Bouncing in front of Brian, eyes fixed on Brian's face and occasionally signing instructions to him, is Louis Bell, a rebound therapist who works for County Durham Priority Services Trust, the local mental health and learning disability service.

"Brian has come on in leaps and bounds. He was very hesitant at first but he has really taken to the trampoline and is doing brilliantly," says Louis, who has been working with people with learning disabilities for five years. After a ten-minute work-out on the canvas, Brian signals that he is tired by wiping his brow. Next on is Gary, 35, from Esh Winning, who is also making great progress.

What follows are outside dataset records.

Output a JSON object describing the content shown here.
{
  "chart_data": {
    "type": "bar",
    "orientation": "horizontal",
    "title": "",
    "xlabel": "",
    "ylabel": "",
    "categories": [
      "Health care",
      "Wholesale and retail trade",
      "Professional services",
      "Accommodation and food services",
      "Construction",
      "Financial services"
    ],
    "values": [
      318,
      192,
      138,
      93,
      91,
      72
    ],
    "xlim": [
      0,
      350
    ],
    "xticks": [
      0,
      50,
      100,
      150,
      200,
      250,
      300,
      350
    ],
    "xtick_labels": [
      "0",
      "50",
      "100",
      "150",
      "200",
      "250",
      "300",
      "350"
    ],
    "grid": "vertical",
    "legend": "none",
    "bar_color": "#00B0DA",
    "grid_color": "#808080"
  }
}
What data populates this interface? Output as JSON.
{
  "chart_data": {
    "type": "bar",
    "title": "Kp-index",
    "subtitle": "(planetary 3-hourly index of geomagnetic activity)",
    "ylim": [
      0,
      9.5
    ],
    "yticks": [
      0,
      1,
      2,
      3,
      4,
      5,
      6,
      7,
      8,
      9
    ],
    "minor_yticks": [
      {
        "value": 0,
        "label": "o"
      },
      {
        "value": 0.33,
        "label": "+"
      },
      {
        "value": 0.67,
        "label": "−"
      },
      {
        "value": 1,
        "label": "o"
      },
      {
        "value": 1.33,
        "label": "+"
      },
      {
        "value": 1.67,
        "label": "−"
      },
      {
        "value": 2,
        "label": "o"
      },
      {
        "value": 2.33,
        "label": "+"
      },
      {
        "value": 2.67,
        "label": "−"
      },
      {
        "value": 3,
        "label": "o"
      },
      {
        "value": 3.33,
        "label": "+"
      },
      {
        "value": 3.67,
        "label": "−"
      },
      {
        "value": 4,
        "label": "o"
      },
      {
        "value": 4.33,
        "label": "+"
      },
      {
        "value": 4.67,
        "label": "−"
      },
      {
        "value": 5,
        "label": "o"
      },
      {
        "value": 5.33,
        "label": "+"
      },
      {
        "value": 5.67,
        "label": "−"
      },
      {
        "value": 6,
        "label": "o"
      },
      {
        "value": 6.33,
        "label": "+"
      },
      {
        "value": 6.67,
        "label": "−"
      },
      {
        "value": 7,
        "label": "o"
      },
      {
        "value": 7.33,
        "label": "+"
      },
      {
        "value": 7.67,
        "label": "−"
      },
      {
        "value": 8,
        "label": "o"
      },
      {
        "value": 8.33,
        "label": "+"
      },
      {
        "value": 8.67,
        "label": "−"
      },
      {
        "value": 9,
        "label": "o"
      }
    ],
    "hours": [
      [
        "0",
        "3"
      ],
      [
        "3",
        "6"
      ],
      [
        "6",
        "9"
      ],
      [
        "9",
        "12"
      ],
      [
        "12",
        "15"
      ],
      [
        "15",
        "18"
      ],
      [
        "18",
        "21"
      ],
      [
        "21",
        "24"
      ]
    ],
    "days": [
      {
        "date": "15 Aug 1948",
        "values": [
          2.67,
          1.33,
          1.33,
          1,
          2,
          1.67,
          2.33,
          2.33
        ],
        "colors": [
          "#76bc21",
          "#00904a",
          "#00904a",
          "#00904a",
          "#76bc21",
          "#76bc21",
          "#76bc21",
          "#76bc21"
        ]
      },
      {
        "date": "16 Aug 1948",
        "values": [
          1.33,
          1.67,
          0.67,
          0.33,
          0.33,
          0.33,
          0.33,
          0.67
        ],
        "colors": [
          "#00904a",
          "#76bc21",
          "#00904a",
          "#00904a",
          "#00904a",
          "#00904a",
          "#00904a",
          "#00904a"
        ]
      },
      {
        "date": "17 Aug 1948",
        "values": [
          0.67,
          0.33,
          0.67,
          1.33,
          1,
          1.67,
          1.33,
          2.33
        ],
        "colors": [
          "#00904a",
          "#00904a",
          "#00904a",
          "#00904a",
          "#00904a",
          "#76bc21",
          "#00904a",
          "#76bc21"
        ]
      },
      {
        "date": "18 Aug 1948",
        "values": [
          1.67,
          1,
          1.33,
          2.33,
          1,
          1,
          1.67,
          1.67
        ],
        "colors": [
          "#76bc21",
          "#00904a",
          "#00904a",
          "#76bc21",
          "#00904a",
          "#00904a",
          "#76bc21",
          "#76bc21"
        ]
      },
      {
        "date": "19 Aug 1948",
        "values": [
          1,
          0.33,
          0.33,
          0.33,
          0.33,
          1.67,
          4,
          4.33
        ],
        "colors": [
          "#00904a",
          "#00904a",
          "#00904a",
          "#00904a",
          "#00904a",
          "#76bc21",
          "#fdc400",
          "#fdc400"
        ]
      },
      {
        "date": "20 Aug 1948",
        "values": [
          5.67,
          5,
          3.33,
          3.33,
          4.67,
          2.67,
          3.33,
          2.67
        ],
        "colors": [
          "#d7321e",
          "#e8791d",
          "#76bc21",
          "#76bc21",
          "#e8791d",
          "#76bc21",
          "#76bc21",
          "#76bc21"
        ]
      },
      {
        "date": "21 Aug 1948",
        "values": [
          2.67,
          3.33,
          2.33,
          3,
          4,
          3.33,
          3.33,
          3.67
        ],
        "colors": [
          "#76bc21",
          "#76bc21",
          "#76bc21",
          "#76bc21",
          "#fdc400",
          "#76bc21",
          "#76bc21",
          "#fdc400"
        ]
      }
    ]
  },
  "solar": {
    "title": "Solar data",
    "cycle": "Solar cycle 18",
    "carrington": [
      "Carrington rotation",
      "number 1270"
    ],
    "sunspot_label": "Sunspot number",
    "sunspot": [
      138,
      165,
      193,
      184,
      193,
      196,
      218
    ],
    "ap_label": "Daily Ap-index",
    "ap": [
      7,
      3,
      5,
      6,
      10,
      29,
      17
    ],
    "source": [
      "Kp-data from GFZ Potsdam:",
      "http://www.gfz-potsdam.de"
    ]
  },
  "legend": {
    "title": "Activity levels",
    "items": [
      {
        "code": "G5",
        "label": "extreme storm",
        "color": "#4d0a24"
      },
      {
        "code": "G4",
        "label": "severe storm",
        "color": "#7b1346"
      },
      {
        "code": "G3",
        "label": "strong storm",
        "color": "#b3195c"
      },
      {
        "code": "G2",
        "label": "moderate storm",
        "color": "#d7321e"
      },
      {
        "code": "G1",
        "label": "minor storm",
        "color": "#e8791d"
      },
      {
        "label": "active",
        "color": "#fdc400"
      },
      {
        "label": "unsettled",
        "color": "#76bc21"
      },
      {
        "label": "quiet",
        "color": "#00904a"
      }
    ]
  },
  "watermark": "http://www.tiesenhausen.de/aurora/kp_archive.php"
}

"I've been coming for four or five months now. I was a bit worried at first," says Gary, who also has learning disabilities. "I've got bad balance and my mobility was not good. This has helped me a lot."

Like most of Louis's clients, Gary started off in a sitting position, gradually building up to more active routines. "I've been up on my feet for three weeks now. It's great," says Gary, who describes Louis as having "a great bond" with people on the trampoline.

Few people know about the benefits of rebound therapy but Louis is a passionate advocate. "It's actually the only equipment where you can give someone who has little or no movement a cardiovascular workout. It exercises groups of muscles without you realising it's happening."

Having a floor level trampoline is a great advantage, allowing therapists and clients direct entry without safety worries.

"Normal trampolines are more than three feet off the gym floor so we have to use hoists to get people on," says Louis, who believes that the trampoline is the only one of its kind in County Durham.

Rebound therapy is particularly beneficial for muscles in the back, trunk, abdomen, legs and arms. Apart from straightforward exercise it also helps with balance, posture and self-esteem.

Even clients who are hyper-active can have an energetic workout without bouncing out of control. By using a technique known as "dampening" the therapist can take most of the bounce out of the canvas but still allow the client to exercise vigorously. They can even use the trampoline as a way to help manage weight.

But more than anything else, it is sheer, unadulterated fun. "You are actually weightless for a split second," says Louis. "It's a great feeling."